Artinya kaum Muslim harus berusaha untuk melakukan Islamisasi Ilmu, untuk menggantikan ilmu pengetahuan yang saat ini menghegemoni dunia.
Ilmu yang dibangun Barat ini semuanya menghilangkan tauhid di dalamnya. Yakni menghilangkan unsur agama (Al-Quran), dalam setiap konsep ilmunya.
Barat sengaja melakukan itu, karena mereka dahulu mengambil ilmu dari kaum Muslimin atau ulama-ulama Islam.
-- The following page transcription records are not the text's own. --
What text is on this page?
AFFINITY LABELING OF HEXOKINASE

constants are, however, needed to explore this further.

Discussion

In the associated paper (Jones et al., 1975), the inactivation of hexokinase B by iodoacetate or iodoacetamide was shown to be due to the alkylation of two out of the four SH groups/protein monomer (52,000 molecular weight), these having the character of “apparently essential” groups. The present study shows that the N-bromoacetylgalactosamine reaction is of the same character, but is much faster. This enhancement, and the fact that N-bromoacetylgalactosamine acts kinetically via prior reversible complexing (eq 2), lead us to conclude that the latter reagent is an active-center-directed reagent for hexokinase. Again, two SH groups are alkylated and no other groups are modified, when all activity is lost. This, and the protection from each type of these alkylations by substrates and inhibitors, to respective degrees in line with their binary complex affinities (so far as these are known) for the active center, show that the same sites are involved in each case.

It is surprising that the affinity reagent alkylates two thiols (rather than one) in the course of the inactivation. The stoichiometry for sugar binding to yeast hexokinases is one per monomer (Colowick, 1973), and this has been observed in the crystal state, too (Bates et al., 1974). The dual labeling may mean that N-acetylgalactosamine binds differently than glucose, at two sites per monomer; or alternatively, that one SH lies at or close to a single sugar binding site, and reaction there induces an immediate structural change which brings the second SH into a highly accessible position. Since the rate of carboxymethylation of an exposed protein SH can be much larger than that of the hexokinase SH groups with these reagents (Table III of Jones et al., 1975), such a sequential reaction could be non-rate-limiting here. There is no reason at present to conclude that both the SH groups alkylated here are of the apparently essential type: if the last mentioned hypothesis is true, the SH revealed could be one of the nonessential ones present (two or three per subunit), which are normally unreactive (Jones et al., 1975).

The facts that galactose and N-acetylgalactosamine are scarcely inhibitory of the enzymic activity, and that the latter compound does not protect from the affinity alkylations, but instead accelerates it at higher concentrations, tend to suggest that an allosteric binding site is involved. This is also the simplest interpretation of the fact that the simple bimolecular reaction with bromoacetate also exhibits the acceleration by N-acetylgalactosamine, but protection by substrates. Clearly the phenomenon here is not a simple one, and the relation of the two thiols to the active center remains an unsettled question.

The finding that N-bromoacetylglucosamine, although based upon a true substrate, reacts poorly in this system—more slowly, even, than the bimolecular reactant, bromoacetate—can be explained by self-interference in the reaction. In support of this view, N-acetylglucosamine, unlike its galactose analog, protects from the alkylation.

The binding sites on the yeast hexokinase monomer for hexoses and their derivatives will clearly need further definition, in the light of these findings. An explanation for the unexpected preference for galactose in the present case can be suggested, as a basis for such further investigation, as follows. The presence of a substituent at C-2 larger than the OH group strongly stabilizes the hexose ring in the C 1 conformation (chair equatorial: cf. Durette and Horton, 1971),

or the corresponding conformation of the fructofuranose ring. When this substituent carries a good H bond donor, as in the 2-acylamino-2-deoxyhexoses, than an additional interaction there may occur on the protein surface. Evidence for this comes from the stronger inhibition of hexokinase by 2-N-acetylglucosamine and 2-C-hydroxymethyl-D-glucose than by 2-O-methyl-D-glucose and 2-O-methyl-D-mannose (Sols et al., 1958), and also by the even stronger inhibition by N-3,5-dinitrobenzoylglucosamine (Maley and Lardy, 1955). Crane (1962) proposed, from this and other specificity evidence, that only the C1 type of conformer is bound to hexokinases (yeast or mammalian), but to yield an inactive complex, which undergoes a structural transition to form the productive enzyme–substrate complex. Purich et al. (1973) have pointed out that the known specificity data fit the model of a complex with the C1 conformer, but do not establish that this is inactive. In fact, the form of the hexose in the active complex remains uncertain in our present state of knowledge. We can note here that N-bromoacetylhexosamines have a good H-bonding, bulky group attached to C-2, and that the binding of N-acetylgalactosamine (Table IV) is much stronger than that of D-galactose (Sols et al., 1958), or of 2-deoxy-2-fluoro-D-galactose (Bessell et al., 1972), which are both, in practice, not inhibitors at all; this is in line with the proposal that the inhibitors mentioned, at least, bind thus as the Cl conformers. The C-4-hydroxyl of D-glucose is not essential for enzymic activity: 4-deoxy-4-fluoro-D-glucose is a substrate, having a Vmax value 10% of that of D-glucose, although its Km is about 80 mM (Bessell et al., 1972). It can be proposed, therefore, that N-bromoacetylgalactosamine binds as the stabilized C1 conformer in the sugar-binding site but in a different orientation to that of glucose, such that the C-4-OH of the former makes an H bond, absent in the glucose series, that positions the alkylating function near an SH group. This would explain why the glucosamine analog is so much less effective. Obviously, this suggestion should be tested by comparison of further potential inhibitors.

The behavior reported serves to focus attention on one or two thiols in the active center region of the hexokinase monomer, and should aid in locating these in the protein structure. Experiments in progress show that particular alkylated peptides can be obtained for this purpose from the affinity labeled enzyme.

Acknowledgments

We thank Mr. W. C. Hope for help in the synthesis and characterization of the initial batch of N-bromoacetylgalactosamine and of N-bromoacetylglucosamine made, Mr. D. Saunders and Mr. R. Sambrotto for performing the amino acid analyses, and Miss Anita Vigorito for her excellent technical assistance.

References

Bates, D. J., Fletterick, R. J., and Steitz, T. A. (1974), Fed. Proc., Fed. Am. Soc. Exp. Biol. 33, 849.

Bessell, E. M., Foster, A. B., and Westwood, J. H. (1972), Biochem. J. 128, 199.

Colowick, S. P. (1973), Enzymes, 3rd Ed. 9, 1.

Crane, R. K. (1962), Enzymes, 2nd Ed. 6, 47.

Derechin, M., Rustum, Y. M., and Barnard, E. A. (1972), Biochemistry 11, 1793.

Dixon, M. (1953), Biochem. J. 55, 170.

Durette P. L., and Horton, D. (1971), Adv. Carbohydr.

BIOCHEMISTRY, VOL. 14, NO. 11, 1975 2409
Seperti dari abad 8 sampai 15 di Andalusia saat itu pendeta-pendeta dan ilmuwan-ilmuwan Barat banyak mengkaji ilmu kepada ilmuwan-ilmuwan Islam.
Tapi karena kedengkian yang ada di para pendeta itu, maka tahun 1492 mereka menyerbu Andalusia dan melakukan pembunuhan besar-besaran kepada kaum Muslim, hingga korban mencapai 500ribu-an kata seorang sejarawan. Pembantaian itu dipimpin oleh Raja Ferdinand dan Ratu Isabella yang katolik.
Barat telah kehilangan adabnya. Air susu dibalas air tuba. Kaum Muslimin memberi Barat banyak ilmu pengetahuan, tapi justru balasannya adalah kaum Muslim dibunuh dengan sadis dan sebagian diusir dari Andalusia.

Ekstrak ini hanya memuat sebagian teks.